Shared Success at the UK's Suma Wholefoods

It is lunchtime at Suma Wholefoods' distribution warehouse. While most workers across Britain are preparing to inhale an overpriced chain-store sandwich at their desks, the 140 staff of the West Yorkshire co-operative are filing in for a plate of good, old-fashioned hot food.

Today, there is pumpkin pie, cabbage, potatoes and carrots, followed by a fruit bake. For those in the business world who say there is no such thing as a free lunch, Suma is proof that this is just not true. Lunch, like breakfast, fruit snacks, tea and coffee is a perk of the job. Meanwhile, as with all the other tasks in the company, staff members take turns to cook and serve vegetarian food to their colleagues as well as wash up after them.

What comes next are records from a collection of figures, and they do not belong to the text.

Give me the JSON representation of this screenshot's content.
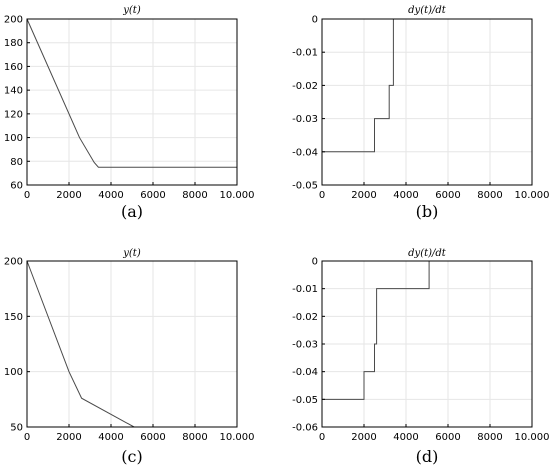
{
  "chart_data": [
    {
      "type": "line",
      "panel": "a",
      "title": "y(t)",
      "caption": "(a)",
      "xlim": [
        0,
        10000
      ],
      "ylim": [
        60,
        200
      ],
      "xticks": [
        0,
        2000,
        4000,
        6000,
        8000,
        10000
      ],
      "xtick_labels": [
        "0",
        "2000",
        "4000",
        "6000",
        "8000",
        "10.000"
      ],
      "yticks": [
        60,
        80,
        100,
        120,
        140,
        160,
        180,
        200
      ],
      "ytick_labels": [
        "60",
        "80",
        "100",
        "120",
        "140",
        "160",
        "180",
        "200"
      ],
      "grid": true,
      "series": [
        {
          "x": [
            0,
            2500,
            3200,
            3400,
            10000
          ],
          "y": [
            200,
            100,
            79,
            75,
            75
          ]
        }
      ]
    },
    {
      "type": "line",
      "panel": "b",
      "title": "dy(t)/dt",
      "caption": "(b)",
      "xlim": [
        0,
        10000
      ],
      "ylim": [
        -0.05,
        0
      ],
      "xticks": [
        0,
        2000,
        4000,
        6000,
        8000,
        10000
      ],
      "xtick_labels": [
        "0",
        "2000",
        "4000",
        "6000",
        "8000",
        "10.000"
      ],
      "yticks": [
        -0.05,
        -0.04,
        -0.03,
        -0.02,
        -0.01,
        0
      ],
      "ytick_labels": [
        "-0.05",
        "-0.04",
        "-0.03",
        "-0.02",
        "-0.01",
        "0"
      ],
      "grid": true,
      "series": [
        {
          "x": [
            0,
            2500,
            2500,
            3200,
            3200,
            3400,
            3400,
            10000
          ],
          "y": [
            -0.04,
            -0.04,
            -0.03,
            -0.03,
            -0.02,
            -0.02,
            0,
            0
          ]
        }
      ]
    },
    {
      "type": "line",
      "panel": "c",
      "title": "y(t)",
      "caption": "(c)",
      "xlim": [
        0,
        10000
      ],
      "ylim": [
        50,
        200
      ],
      "xticks": [
        0,
        2000,
        4000,
        6000,
        8000,
        10000
      ],
      "xtick_labels": [
        "0",
        "2000",
        "4000",
        "6000",
        "8000",
        "10.000"
      ],
      "yticks": [
        50,
        100,
        150,
        200
      ],
      "ytick_labels": [
        "50",
        "100",
        "150",
        "200"
      ],
      "grid": true,
      "series": [
        {
          "x": [
            0,
            2000,
            2600,
            5100
          ],
          "y": [
            200,
            100,
            76,
            50
          ]
        }
      ]
    },
    {
      "type": "line",
      "panel": "d",
      "title": "dy(t)/dt",
      "caption": "(d)",
      "xlim": [
        0,
        10000
      ],
      "ylim": [
        -0.06,
        0
      ],
      "xticks": [
        0,
        2000,
        4000,
        6000,
        8000,
        10000
      ],
      "xtick_labels": [
        "0",
        "2000",
        "4000",
        "6000",
        "8000",
        "10.000"
      ],
      "yticks": [
        -0.06,
        -0.05,
        -0.04,
        -0.03,
        -0.02,
        -0.01,
        0
      ],
      "ytick_labels": [
        "-0.06",
        "-0.05",
        "-0.04",
        "-0.03",
        "-0.02",
        "-0.01",
        "0"
      ],
      "grid": true,
      "series": [
        {
          "x": [
            0,
            2000,
            2000,
            2500,
            2500,
            2600,
            2600,
            5100,
            5100,
            10000
          ],
          "y": [
            -0.05,
            -0.05,
            -0.04,
            -0.04,
            -0.03,
            -0.03,
            -0.01,
            -0.01,
            0,
            0
          ]
        }
      ]
    }
  ]
}
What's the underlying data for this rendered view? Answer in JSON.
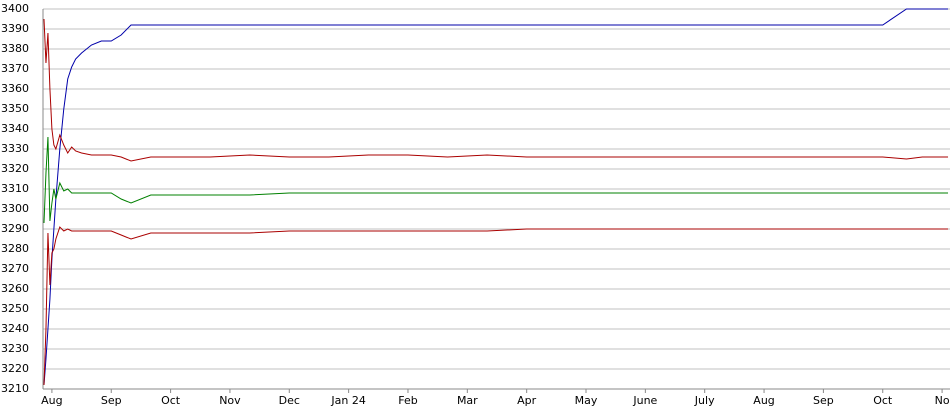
{
  "chart_data": {
    "type": "line",
    "x": [
      -4,
      -3,
      -2,
      -1,
      0,
      1,
      2,
      4,
      6,
      8,
      10,
      12,
      15,
      20,
      25,
      30,
      35,
      40,
      50,
      60,
      80,
      100,
      120,
      140,
      160,
      180,
      200,
      220,
      240,
      260,
      280,
      300,
      320,
      340,
      360,
      380,
      400,
      420,
      432,
      440,
      453
    ],
    "series": [
      {
        "color": "#0000aa",
        "values": [
          3212,
          3225,
          3240,
          3255,
          3275,
          3290,
          3305,
          3330,
          3350,
          3365,
          3371,
          3375,
          3378,
          3382,
          3384,
          3384,
          3387,
          3392,
          3392,
          3392,
          3392,
          3392,
          3392,
          3392,
          3392,
          3392,
          3392,
          3392,
          3392,
          3392,
          3392,
          3392,
          3392,
          3392,
          3392,
          3392,
          3392,
          3392,
          3400,
          3400,
          3400
        ]
      },
      {
        "color": "#aa0000",
        "values": [
          3395,
          3373,
          3388,
          3360,
          3340,
          3332,
          3330,
          3337,
          3332,
          3328,
          3331,
          3329,
          3328,
          3327,
          3327,
          3327,
          3326,
          3324,
          3326,
          3326,
          3326,
          3327,
          3326,
          3326,
          3327,
          3327,
          3326,
          3327,
          3326,
          3326,
          3326,
          3326,
          3326,
          3326,
          3326,
          3326,
          3326,
          3326,
          3325,
          3326,
          3326
        ]
      },
      {
        "color": "#008000",
        "values": [
          3293,
          3318,
          3336,
          3294,
          3303,
          3310,
          3305,
          3313,
          3309,
          3310,
          3308,
          3308,
          3308,
          3308,
          3308,
          3308,
          3305,
          3303,
          3307,
          3307,
          3307,
          3307,
          3308,
          3308,
          3308,
          3308,
          3308,
          3308,
          3308,
          3308,
          3308,
          3308,
          3308,
          3308,
          3308,
          3308,
          3308,
          3308,
          3308,
          3308,
          3308
        ]
      },
      {
        "color": "#aa0000",
        "values": [
          3212,
          3240,
          3288,
          3262,
          3278,
          3280,
          3285,
          3291,
          3289,
          3290,
          3289,
          3289,
          3289,
          3289,
          3289,
          3289,
          3287,
          3285,
          3288,
          3288,
          3288,
          3288,
          3289,
          3289,
          3289,
          3289,
          3289,
          3289,
          3290,
          3290,
          3290,
          3290,
          3290,
          3290,
          3290,
          3290,
          3290,
          3290,
          3290,
          3290,
          3290
        ]
      }
    ],
    "xlim": [
      -4.5,
      454
    ],
    "xticks": [
      {
        "value": 0,
        "label": "Aug"
      },
      {
        "value": 30,
        "label": "Sep"
      },
      {
        "value": 60,
        "label": "Oct"
      },
      {
        "value": 90,
        "label": "Nov"
      },
      {
        "value": 120,
        "label": "Dec"
      },
      {
        "value": 150,
        "label": "Jan 24"
      },
      {
        "value": 180,
        "label": "Feb"
      },
      {
        "value": 210,
        "label": "Mar"
      },
      {
        "value": 240,
        "label": "Apr"
      },
      {
        "value": 270,
        "label": "May"
      },
      {
        "value": 300,
        "label": "June"
      },
      {
        "value": 330,
        "label": "July"
      },
      {
        "value": 360,
        "label": "Aug"
      },
      {
        "value": 390,
        "label": "Sep"
      },
      {
        "value": 420,
        "label": "Oct"
      },
      {
        "value": 450,
        "label": "No"
      }
    ],
    "ylim": [
      3210,
      3400
    ],
    "yticks": [
      3210,
      3220,
      3230,
      3240,
      3250,
      3260,
      3270,
      3280,
      3290,
      3300,
      3310,
      3320,
      3330,
      3340,
      3350,
      3360,
      3370,
      3380,
      3390,
      3400
    ],
    "grid": true
  }
}
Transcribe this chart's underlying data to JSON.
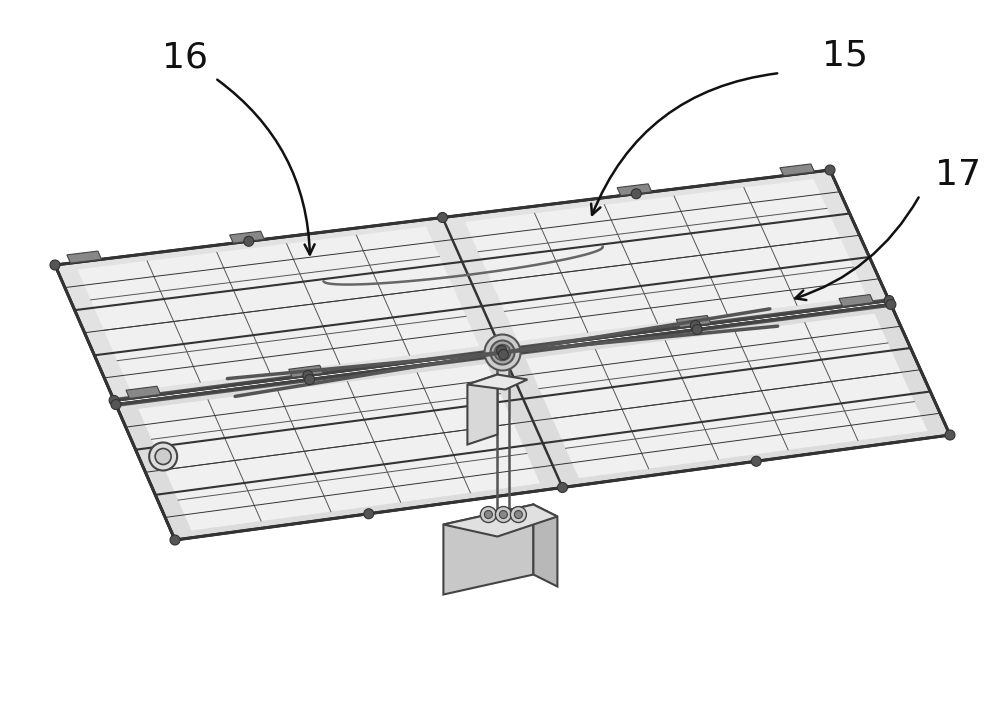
{
  "background_color": "#f5f5f5",
  "label_15": "15",
  "label_16": "16",
  "label_17": "17",
  "label_fontsize": 26,
  "panel_fill": "#f0f0f0",
  "panel_fill_inner": "#ebebeb",
  "frame_fill": "#e0e0e0",
  "edge_color": "#333333",
  "grid_color": "#555555",
  "grid_lw": 0.7,
  "frame_lw": 1.5,
  "outer_frame_lw": 2.2,
  "support_color": "#444444",
  "arrow_color": "#111111",
  "arrow_lw": 1.8,
  "label_color": "#111111"
}
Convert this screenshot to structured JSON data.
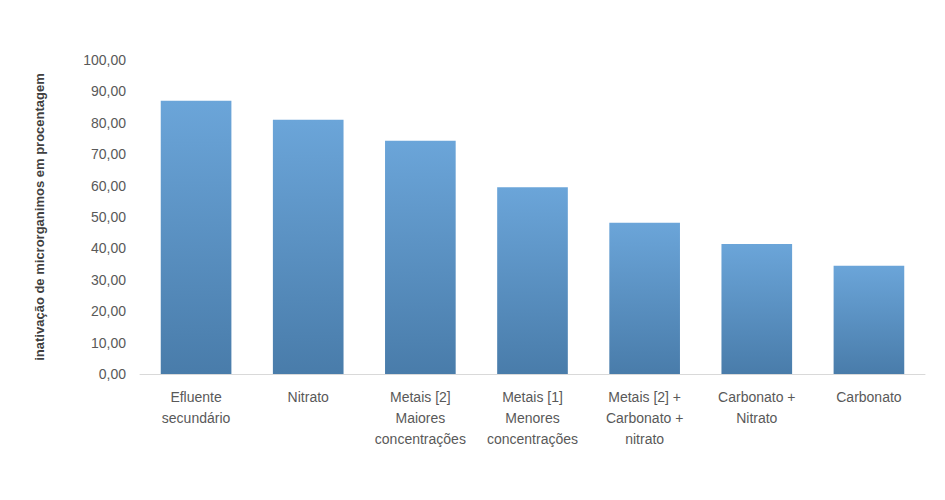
{
  "chart_data": {
    "type": "bar",
    "y_label": "inativação de microrganimos em procentagem",
    "categories": [
      "Efluente\nsecundário",
      "Nitrato",
      "Metais [2]\nMaiores\nconcentrações",
      "Metais [1]\nMenores\nconcentrações",
      "Metais [2] +\nCarbonato +\nnitrato",
      "Carbonato +\nNitrato",
      "Carbonato"
    ],
    "values": [
      87.0,
      81.0,
      74.3,
      59.5,
      48.2,
      41.4,
      34.5
    ],
    "color": "#5b9bd5",
    "ylim": [
      0,
      100
    ],
    "yticks": [
      {
        "value": 0,
        "label": "0,00"
      },
      {
        "value": 10,
        "label": "10,00"
      },
      {
        "value": 20,
        "label": "20,00"
      },
      {
        "value": 30,
        "label": "30,00"
      },
      {
        "value": 40,
        "label": "40,00"
      },
      {
        "value": 50,
        "label": "50,00"
      },
      {
        "value": 60,
        "label": "60,00"
      },
      {
        "value": 70,
        "label": "70,00"
      },
      {
        "value": 80,
        "label": "80,00"
      },
      {
        "value": 90,
        "label": "90,00"
      },
      {
        "value": 100,
        "label": "100,00"
      }
    ],
    "grid": false
  }
}
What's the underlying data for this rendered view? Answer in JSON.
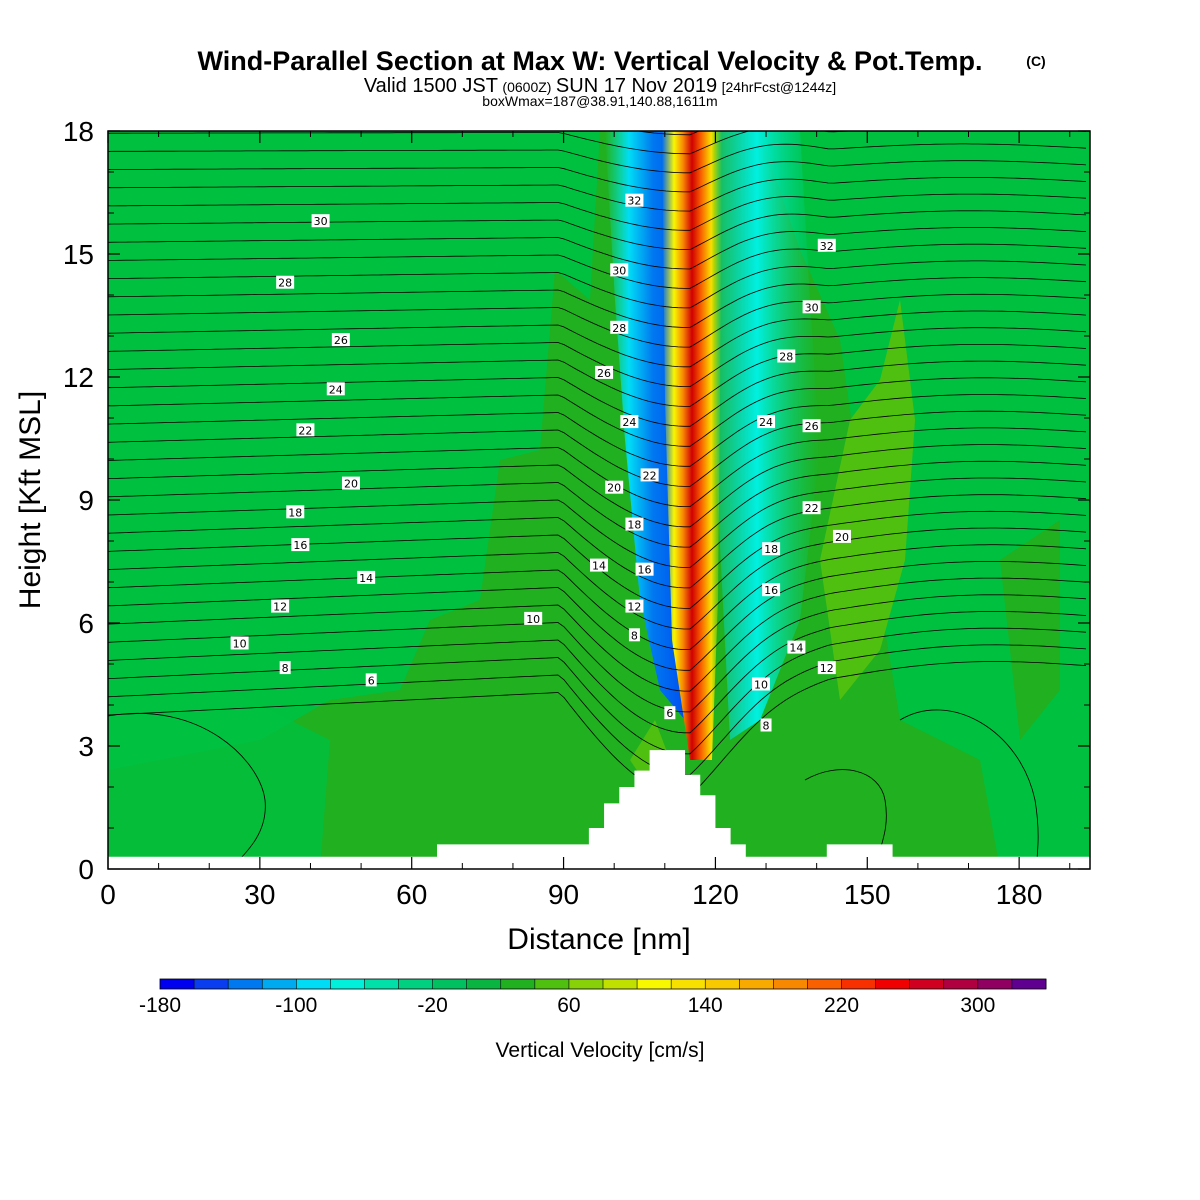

It is among the more sought-after jobs in the organisation, says Paul Collins, a 50-year-old former music-business executive who has worked for the company in various roles including marketing and warehouseman, for the past 10 years.

"A pool of 20 of us take turns. Before I came here," Collins says, "I had never been much into cooking." But after registering an interest, he was sent to a vegetarian chef's school. "Now I can cook for 140 people, no problem."

If the dining arrangements seem extraordinarily democratic, the remuneration system makes John Lewis look like Goldman Sachs.All members at Suma, the UK's largest workers' co-operative, receive the same salary – £27,000 pro rata, although many choose to earn less by working part-time.

This year, staff voted themselves a 5 per cent pay increase. And because the wholesaler made nearly £1m profit on a £34m turnover last year, each employee is receiving a £4,750 bonus. Sales have doubled in the past decade, helped in part by a 15-fold rise in exports. All of this has been achieved without debt.